Multi-view Reconstruction via SfM-guided Monocular Depth Estimation
Haoyu Guo, He Zhu, Sida Peng, Haotong Lin, Yunzhi Yan, Tao Xie, Wenguan Wang, Xiaowei Zhou, Hujun Bao
TL;DR
This work tackles the challenge of producing multi-view-consistent 3D reconstructions from monocular cues by integrating SfM priors into a diffusion-based depth estimator, enabling high-quality depth maps without heavy multi-view matching. Murre uses a densified SfM point cloud as an explicit conditioning signal for a latent diffusion model initialized from a 2D foundation model, and aligns predicted depths to SfM scales before fusion into 3D geometry.
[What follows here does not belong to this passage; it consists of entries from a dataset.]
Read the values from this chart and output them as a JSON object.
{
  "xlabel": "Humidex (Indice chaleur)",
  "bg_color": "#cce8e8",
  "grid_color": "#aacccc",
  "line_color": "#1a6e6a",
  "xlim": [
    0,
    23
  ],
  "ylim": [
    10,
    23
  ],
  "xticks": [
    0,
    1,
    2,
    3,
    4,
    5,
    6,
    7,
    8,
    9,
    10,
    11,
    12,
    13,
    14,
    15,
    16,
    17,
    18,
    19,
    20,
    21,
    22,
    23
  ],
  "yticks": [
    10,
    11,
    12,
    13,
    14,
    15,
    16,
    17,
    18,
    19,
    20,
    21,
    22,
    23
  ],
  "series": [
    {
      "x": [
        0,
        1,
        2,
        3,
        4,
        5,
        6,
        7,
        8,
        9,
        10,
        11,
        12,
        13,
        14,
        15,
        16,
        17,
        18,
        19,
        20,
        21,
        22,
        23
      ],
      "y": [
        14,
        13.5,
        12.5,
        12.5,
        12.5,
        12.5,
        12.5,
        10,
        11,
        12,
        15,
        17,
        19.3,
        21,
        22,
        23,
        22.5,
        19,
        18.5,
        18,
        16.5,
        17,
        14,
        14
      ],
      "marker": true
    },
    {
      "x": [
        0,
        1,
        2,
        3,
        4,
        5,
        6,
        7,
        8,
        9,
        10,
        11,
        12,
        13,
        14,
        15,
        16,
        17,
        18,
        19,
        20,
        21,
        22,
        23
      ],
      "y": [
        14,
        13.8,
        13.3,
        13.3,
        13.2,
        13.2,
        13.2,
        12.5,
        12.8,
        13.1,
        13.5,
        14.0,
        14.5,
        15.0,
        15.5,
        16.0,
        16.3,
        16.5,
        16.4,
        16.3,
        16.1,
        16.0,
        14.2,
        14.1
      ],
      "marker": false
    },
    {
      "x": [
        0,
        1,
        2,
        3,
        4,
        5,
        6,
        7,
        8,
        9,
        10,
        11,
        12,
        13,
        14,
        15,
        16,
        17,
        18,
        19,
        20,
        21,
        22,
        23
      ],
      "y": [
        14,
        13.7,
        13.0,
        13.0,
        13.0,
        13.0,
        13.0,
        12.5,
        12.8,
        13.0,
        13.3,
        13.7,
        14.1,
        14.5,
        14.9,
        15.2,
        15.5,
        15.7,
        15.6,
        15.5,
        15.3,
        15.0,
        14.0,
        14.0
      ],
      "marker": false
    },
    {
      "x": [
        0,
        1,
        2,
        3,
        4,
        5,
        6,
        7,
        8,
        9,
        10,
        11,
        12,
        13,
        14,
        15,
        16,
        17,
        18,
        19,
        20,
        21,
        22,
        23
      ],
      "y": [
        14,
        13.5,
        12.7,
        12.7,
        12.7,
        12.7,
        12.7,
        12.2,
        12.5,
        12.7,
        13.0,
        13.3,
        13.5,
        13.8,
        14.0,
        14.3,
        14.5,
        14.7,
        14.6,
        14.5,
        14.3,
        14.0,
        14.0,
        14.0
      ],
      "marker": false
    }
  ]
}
The approach demonstrates superior depth and reconstruction performance across indoor, object-level, street, and aerial datasets, with strong generalization from synthetic to real data and robust ablations illustrating the benefits of SfM conditioning, depth normalization, and flexibly choosing SfM backends. The work advances practical 3D reconstruction by combining mature SfM priors with modern diffusion priors, offering a scalable path toward high-quality reconstructions in diverse environments, and is accompanied by publicly available code and materials.
Abstract
In this paper, we present a new method for multi-view geometric reconstruction. In recent years, large vision models have rapidly developed, performing excellently across various tasks and demonstrating remarkable generalization capabilities. Some works use large vision models for monocular depth estimation, which have been applied to facilitate multi-view reconstruction tasks in an indirect manner. Due to the ambiguity of the monocular depth estimation task, the estimated depth values are usually not accurate enough, limiting their utility in aiding multi-view reconstruction. We propose to incorporate SfM information, a strong multi-view prior, into the depth estimation process, thus enhancing the quality of depth prediction and enabling their direct application in multi-view geometric reconstruction. Experimental results on public real-world datasets show that our method significantly improves the quality of depth estimation compared to previous monocular depth estimation works. Additionally, we evaluate the reconstruction quality of our approach in various types of scenes including indoor, streetscape, and aerial views, surpassing state-of-the-art MVS methods. The code and supplementary materials are available at https://zju3dv.github.io/murre/ .